This is where I come into the room. By roaming the region, I have seen positive social change in different communities. I know the organisations and the leaders. I know their models and their ambitions. But because of my governance roles, I am also able to understand them from the inside out.

Together with my policy colleagues at The Centre for Social Justice, I can understand pressing public policy issues and see the opportunity for engaging with grassroots leaders with their gritty perspective of what works, and what doesn’t.

As chair of The Funding Network, I understand the fundamental mismatch of philanthropic resources afforded to larger charities and the need to nurture smaller organisations and give them a fighting chance to meet generous individuals who may support their missions.

As a parent-governor, I understand that a school’s academic performance is its perennial priority and this rests on quality of teaching, staff and student wellbeing and resilience, positive relationships between the school and parents – as well as sufficient funding.

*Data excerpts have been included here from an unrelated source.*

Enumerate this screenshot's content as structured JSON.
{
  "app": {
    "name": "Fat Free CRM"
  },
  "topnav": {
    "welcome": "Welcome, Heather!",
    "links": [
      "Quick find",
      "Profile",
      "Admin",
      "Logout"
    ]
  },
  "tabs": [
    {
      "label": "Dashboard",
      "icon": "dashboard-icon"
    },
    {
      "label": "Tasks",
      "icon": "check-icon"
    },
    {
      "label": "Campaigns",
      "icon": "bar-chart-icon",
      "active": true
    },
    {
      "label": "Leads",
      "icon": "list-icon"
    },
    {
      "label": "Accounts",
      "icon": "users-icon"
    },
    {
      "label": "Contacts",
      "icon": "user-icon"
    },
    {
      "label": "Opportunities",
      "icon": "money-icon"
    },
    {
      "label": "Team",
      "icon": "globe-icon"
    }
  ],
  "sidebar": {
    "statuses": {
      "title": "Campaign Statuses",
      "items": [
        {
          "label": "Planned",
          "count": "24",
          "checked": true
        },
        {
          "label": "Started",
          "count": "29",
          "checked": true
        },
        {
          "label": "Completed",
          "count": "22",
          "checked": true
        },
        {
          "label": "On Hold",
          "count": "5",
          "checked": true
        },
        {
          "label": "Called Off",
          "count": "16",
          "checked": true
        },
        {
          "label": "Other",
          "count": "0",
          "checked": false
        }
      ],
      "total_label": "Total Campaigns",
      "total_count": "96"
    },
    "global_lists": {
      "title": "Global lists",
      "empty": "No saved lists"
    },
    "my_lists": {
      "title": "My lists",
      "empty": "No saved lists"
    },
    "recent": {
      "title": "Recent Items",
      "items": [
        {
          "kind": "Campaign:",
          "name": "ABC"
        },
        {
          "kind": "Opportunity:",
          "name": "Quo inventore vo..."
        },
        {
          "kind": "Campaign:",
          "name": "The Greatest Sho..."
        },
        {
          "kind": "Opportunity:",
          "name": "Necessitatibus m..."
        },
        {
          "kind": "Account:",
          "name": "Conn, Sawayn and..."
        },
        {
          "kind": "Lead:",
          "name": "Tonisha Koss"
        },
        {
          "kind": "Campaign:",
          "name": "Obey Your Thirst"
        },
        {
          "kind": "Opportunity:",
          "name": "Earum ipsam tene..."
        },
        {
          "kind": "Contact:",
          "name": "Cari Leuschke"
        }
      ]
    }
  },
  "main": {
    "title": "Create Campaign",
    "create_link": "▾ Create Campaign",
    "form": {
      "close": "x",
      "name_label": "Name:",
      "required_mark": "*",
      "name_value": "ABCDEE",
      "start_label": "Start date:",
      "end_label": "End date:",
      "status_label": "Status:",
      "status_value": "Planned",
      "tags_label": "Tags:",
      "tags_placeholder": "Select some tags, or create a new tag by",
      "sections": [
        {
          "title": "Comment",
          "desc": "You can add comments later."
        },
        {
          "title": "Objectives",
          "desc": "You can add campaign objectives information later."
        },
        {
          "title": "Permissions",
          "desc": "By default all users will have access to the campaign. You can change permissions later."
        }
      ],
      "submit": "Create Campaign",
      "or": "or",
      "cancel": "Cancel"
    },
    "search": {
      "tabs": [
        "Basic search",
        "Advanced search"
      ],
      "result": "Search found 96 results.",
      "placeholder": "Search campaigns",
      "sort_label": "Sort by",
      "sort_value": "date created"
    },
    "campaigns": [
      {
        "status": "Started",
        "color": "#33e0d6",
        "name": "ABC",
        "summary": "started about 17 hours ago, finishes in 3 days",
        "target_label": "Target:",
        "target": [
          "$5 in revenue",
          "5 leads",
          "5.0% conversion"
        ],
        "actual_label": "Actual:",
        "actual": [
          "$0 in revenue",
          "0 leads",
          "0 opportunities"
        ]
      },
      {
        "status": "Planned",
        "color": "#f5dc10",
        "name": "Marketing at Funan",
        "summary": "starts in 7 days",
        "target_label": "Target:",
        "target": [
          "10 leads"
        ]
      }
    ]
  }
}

These different frames of reference require me to navigate many different stakeholders and build relationships across multiple sectors, which only adds to the bank of people I know I can call on to speak into a policy discussion or work together to build new community initiatives. The diverse contexts also sharpen my ability to see connections or gaps where public policy can intervene, philanthropists can invest or people can lead local change.

Whether I work to enrich national policy decisions by involving individuals with first-hand community knowledge, or providing the challenge and support as a trustee, chair or governor to foster better decision-making within a charity or school, my job is to understand an issue deeply and explain my insight simply.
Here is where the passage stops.